A day of stone throwing and looting in some parts of Cape Town could explain how some people are battling to find food during the lockdown, a Cape Town councillor on the Cape Flats said on Wednesday.
“A man told me ‘I would rather die of Covid-19 than of hunger’,” ANC Ward 22 councillor Bongani Ngcani said. “People are looking all over for food.”
A portion of Tafelsig in Mitchells Plain falls within his ward.
Ngcani spent Wednesday morning in a meeting with a group of people coming to grips with why people threw stones and blocked AZ Berman Drive in Tafelsig on Tuesday, and why shops were stormed in Gatesville and Manenberg.
He said it was quite simply all about food: not having any, and waiting for food parcels to be delivered.
“This thing caught everybody by surprise. Now that everybody is at home all day, they have no food left.”
Essential services
Due to the lockdown, only essential service workers are allowed to work, and streets, which are normally bustling with small enterprises and hawkers, are quiet. The police patrol the streets and order people lingering at their gates to go inside.
Everybody except essential service workers were at home, said Ngcani, and their cupboards were bare.
“Remember, these are people who are already poor.”
He added the protest in Tafelsig on Tuesday seemed to be sparked by three food hampers being dropped off to households in the area.
Equally desperate neighbours saw this, and wanted to know where their food hampers were.
“People got angry,” said Ngcani.
The situation escalated and police, army and metropolitan policing units were called in to defuse the situation, with rubber bullets popping as stone-throwing residents were charged by the units.
Ngcani said the Western Cape government announced it had set aside R53 million for emergency food supplies, but it had not reached residents yet.
Food parcels
According to a provincial Department of Social Development statement, 50,000 food parcels would last the designated households one month, and that children, who were usually fed at schools or creches would still get food.
Ngcani had prepared 30 food hampers out of his ward funding allocation, consisting of maize meal and other basic food items, and distributed 10 each in three different parts of his ward, but this was nowhere near what is needed.
At the meeting to discuss Tuesday’s protest in Mitchells Plain, it emerged in just one small pocket of that constituency, 500 people are already going hungry.
“They said their SA Social Security (Sassa) grant does not even last a week,” Ngcani said.
Residents attending a debriefing on Wednesday said even if they followed the process to get a food parcels it was taking too long to get to them.

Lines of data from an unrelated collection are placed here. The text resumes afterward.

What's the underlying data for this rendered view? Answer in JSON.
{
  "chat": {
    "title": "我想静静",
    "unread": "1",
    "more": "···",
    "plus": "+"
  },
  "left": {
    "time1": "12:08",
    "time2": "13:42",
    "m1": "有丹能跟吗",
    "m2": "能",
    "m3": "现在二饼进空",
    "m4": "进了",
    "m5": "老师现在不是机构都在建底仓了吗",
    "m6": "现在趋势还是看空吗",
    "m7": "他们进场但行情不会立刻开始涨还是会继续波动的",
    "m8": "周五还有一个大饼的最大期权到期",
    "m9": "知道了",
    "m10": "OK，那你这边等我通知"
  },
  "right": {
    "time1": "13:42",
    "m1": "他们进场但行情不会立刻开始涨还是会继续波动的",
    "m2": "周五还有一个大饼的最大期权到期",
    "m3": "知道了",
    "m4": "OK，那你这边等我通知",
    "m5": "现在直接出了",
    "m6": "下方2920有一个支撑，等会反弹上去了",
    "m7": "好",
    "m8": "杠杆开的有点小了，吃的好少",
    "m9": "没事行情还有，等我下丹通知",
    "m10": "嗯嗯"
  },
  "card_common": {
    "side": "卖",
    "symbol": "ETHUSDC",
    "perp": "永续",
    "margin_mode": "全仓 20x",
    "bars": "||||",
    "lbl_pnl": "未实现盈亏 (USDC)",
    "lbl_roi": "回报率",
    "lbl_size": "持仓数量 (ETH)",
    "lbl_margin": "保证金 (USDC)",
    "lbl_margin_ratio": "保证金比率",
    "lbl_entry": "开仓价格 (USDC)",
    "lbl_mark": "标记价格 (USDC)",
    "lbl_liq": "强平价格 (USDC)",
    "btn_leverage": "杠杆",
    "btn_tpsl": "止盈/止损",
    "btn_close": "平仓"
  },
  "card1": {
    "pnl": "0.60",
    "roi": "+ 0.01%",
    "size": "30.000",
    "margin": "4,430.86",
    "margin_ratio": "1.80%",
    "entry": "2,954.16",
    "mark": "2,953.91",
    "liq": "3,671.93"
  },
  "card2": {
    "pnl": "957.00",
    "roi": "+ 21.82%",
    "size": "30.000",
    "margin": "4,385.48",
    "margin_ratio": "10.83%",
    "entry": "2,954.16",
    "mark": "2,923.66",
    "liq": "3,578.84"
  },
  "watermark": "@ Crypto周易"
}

They added they also did not have money for airtime or data to get their names on a database.
The department said Tuesday’s unrest showed the need for clarity over food parcels, and also called on Sassa to reopen its offices, which it closed on 30 March.
This means people cannot go to its offices to ask for help as they would normally have done. Sassa services were suspended until 16 April, which is when the original lockdown was due to end.
However, the lockdown has been extended to the end of April.
Sassa has asked people in need to call the toll-free number, 0800 60 10 11, PostBank call centre number 0800 53 5455 or email: grantenquiries@sassa.gov.za for any grants-related enquiries.
In the meantime, the Western Cape Department of Social Development said while it had nothing to do with the distribution of food parcels in Tafelsig, the protests demonstrated frustration and desperation among people.
“It also indicates that there is persistent misinformation that has been circulated about food parcels,” it added.
The qualifying criteria for its food parcels include households affected by Covid-19 infections, like in a household where a family member has tested positive for Covid-19 and cannot sustain themselves because of that.
Other criteria is whether a person who is on medication or who suffers from a chronic illness and have insufficient means to sustain themselves. Another criteria is whether a person and their household who have insufficient means to sustain themselves during the lockdown period who was referred by a registered humanitarian relief agency, registered NPO or a municipal manager.
A person who lives in the Western Cape can apply by contacting a municipal call centre, municipal manager, humanitarian relief agency, or registered NPO are routed to social workers.
Information given to one of those is then added to a central database, followed by a telephonic assessment by one of the social workers, and screening of the person’s ID against Sassa’s database to check whether the person is an existing grant or food recipient.
Once a prospective beneficiary is confirmed as meeting the criteria, they are then contacted by the department and given details of when delivery will take place.